The defenders were led by the Jewish banker Khwajah Fakhr-ud-Din-i-Abd-ur-Rahman and the commander of the Firuz-Koh fort, Malik Mubariz-ud-Din, who had evacuated the fortress to take refuge in Herat. The Mongols were led by the general (noyan) Eljigidei and the siege lasted until June 14, 1222. From the surrounding area, 50,000 infantry and cavalry came to defend Herat, engaging in numerous battles during sorties, but gradually the Mongols grew stronger and the Muslims weakened. The Mongols must have received reinforcements from the Amu Darya, perhaps some 50,000 according to Mahendrarajah and Mirza.

Once again the city was taken by storm, but this time without quarter. The Mongols deployed 20,000 to 30,000 soldiers on each side of the city and began their attacks. Juzjani mentions the case of Malik Mubariz-ud-Din, an old man who fought bravely in his armor in those final moments. The Mongols suffered thousands of casualties, almost 5,000 and the fighting lasted 6 months Finally, 400 Mongols managed to breach the walls and the fighting inside continued for another three days. The fact that the city withstood this second siege for so many months would indicate that the first surrender was negotiated and most of its defenses remained intact.

==Aftermath==
The Mongols looted and burned everything they found for seven days and killed all the inhabitants. According to Herawi, 1,600,000 people were killed. Çelebi claimed that 300,000 lives were lost in the second siege.

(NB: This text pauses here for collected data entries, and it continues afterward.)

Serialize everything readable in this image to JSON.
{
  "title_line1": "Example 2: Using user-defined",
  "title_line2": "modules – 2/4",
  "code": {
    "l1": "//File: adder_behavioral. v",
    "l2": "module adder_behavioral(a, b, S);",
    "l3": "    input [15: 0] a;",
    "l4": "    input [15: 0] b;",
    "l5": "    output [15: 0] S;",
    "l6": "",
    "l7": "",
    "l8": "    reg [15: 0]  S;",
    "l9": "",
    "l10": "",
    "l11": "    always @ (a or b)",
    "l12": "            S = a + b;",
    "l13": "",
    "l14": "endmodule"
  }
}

On the eighth day, the Mongols marched to Kalawin, but upon reaching the village of Obeh, east of Herat, Eljigidei sent 2,000 horsemen back to the city to kill any survivors hiding among the ruins. The horsemen remained there for two days, killing nearly 2,000 survivors, before returning with the main army. There is mention of an old man who survived and, after seeing the ruins, thanked Allah that it was all over. Çelebi mentioned that 16 people survived and it took eleven years for the city to be rebuilt. The Mongols brought 1,000 captured horses as a gift to the Khagan. Abulghazi reduced the number of survivors to just 15.

After destroying Herat, the Mongol force split in two. Eljigidei remained in Khorasan, where he besieged the fort of Kalyun, located between Herat and Balkh, while ignoring Tulak despite its inhabitants' hostility towards the Mongols. This latter stronghold had submitted during Tolui's first campaign and a Pro-Mongol governor, Yamal ad-Din, was installed, but a revolt broke out and he was deposed.

Part of his army was sent to Sistan under the command of Söyiketü, another Mongol general who had participated in the siege of Herat. Around July 1222, this force managed to subdue Sistan and returned to Kalyun to join Eljigidei. The fort held out for another four months, and when it fell in November, its garrison had been reduced to 50 men. When Kalyun fell, the inhabitants of Tulak stood firm and, according to Juzjani, waged war against the Mongols for four years.

The fort of Firuz-Koh the former capital of the Gaur sultans could hold 1,000 men. Finally, when a large Mongol force under Tolui fell, all the defenders died.

According to the Ta'rīḵẖ-Nāma-yi-Harāt (History of Herat), a 14th- century work by Saif Bin Muhammad Bin Yaqoob Alhirwi, in 1236 Khagan Ogedei ordered the reconstruction of Herat, beginning with the repair of a canal to allow for the cultivation of wheat again, as there were no farmers or livestock in the area.